Another fishing season is here. Across the Midwest, some anglers are fishing in open water in rivers below dams, and lots of folks are on the ice.
This is a great time to think a little bit about the fishing season that has just passed and to make plans for the upcoming fishing season.
I’m sometimes a little slow to catch on to the technology part of fishing. This past season I realized how far behind the curve I was when it comes to the chips that some anglers are using in their sonar units for lake mapping. I don’t know how many times when we went fishing in my boat my partner would ask if I had a chip for the lake we would be on. This has been going on for a couple of years now, so I recently decided to find out what all this “chip” talk was about.
Anglers are putting mapping chips in their depth-finders, and the chips reveal the structure in a lake. You can see where your boat is on the structure.
Whereas your depth-finder only shows the structure directly below your boat, the map shows the structure of the entire lake. By watching your sonar screen, you can see where structures are located, and you can drive right to them. The maps will help you avoid shallow water, and they’ll show you where you are on the lake.
By running your depth-finder on split-screen, you can see where you are on the structure, and you can see if there are fish down there. The anglers that I have spoken with say the LakeMaster Maps are very accurate and easy to use. I plan on becoming more familiar with mapping chips in 2011.
Soft bait continues to earn a place on the end of angler’s lines. Baits like Gulp!, Gulp! Alive, and PowerBait are becoming more popular every year.
You need to fish soft bait differently than live bait for maximum effectiveness. At times, a Gulp! Waxie below a bobber or something like that will be very effective for panfish, but most of the time you need to keep it moving. Jigs and spinner rigs for walleyes with soft bait attached are very effective. Soft bait has become such an important factor in the eyes of anglers that jigs have been developed specifically for soft bait. The Slurp! Jig from Northland Tackle is an outstanding jig that was created specifically for the use of soft bait.
Fishing in many areas of the Midwest, and in fact, across much of North America, continues to get better.
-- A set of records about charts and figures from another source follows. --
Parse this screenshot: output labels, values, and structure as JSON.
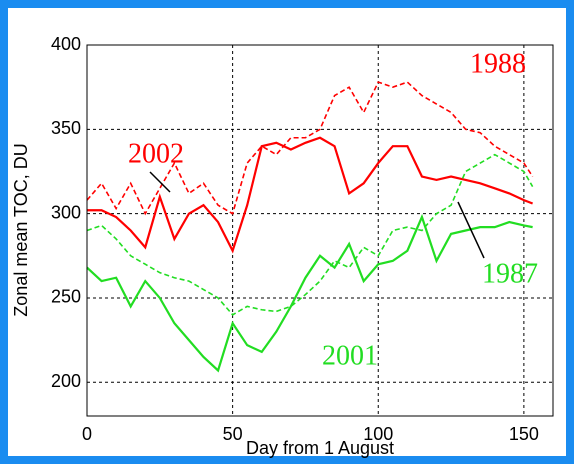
{
  "chart_data": {
    "type": "line",
    "x_label": "Day from 1 August",
    "y_label": "Zonal mean TOC, DU",
    "x": [
      0,
      5,
      10,
      15,
      20,
      25,
      30,
      35,
      40,
      45,
      50,
      55,
      60,
      65,
      70,
      75,
      80,
      85,
      90,
      95,
      100,
      105,
      110,
      115,
      120,
      125,
      130,
      135,
      140,
      145,
      150,
      153
    ],
    "series": [
      {
        "name": "1988",
        "color": "#ff0000",
        "dash": true,
        "values": [
          308,
          318,
          303,
          318,
          300,
          315,
          330,
          312,
          318,
          305,
          300,
          330,
          340,
          335,
          345,
          345,
          350,
          370,
          375,
          360,
          378,
          375,
          378,
          370,
          365,
          360,
          350,
          348,
          340,
          335,
          330,
          322
        ]
      },
      {
        "name": "2002",
        "color": "#ff0000",
        "dash": false,
        "values": [
          302,
          302,
          298,
          290,
          280,
          310,
          285,
          300,
          305,
          295,
          278,
          305,
          340,
          342,
          338,
          342,
          345,
          340,
          312,
          318,
          330,
          340,
          340,
          322,
          320,
          322,
          320,
          318,
          315,
          312,
          308,
          306
        ]
      },
      {
        "name": "1987",
        "color": "#22dd22",
        "dash": true,
        "values": [
          290,
          293,
          285,
          275,
          270,
          265,
          262,
          260,
          255,
          250,
          240,
          245,
          243,
          242,
          245,
          252,
          260,
          272,
          268,
          280,
          275,
          290,
          292,
          290,
          300,
          305,
          325,
          330,
          335,
          330,
          325,
          316
        ]
      },
      {
        "name": "2001",
        "color": "#22dd22",
        "dash": false,
        "values": [
          268,
          260,
          262,
          245,
          260,
          250,
          235,
          225,
          215,
          207,
          235,
          222,
          218,
          230,
          245,
          262,
          275,
          268,
          282,
          260,
          270,
          272,
          278,
          298,
          272,
          288,
          290,
          292,
          292,
          295,
          293,
          292
        ]
      }
    ],
    "xlim": [
      0,
      160
    ],
    "ylim": [
      180,
      400
    ],
    "xticks": [
      0,
      50,
      100,
      150
    ],
    "yticks": [
      200,
      250,
      300,
      350,
      400
    ],
    "grid": true
  }
}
It is apparent that slot limits work much better than minimum size limits unless the minimum size is very high. I’ve fished on lakes that, for instance had a minimum size limit for bass of twenty inches. The fishing was outstanding. Same thing’s true for muskies: The lakes with fifty inch minimums, for the most part, have more big muskies. If we want better fishing, we can have it, but in some places the regulations need to be changed.
As we enter another year of fishing, I’m optimistic about our fishing opportunities. There are some trouble spots, but for the most part, fishing in the year 2011 should be very good. Be sure to get fishing as much as you can this year.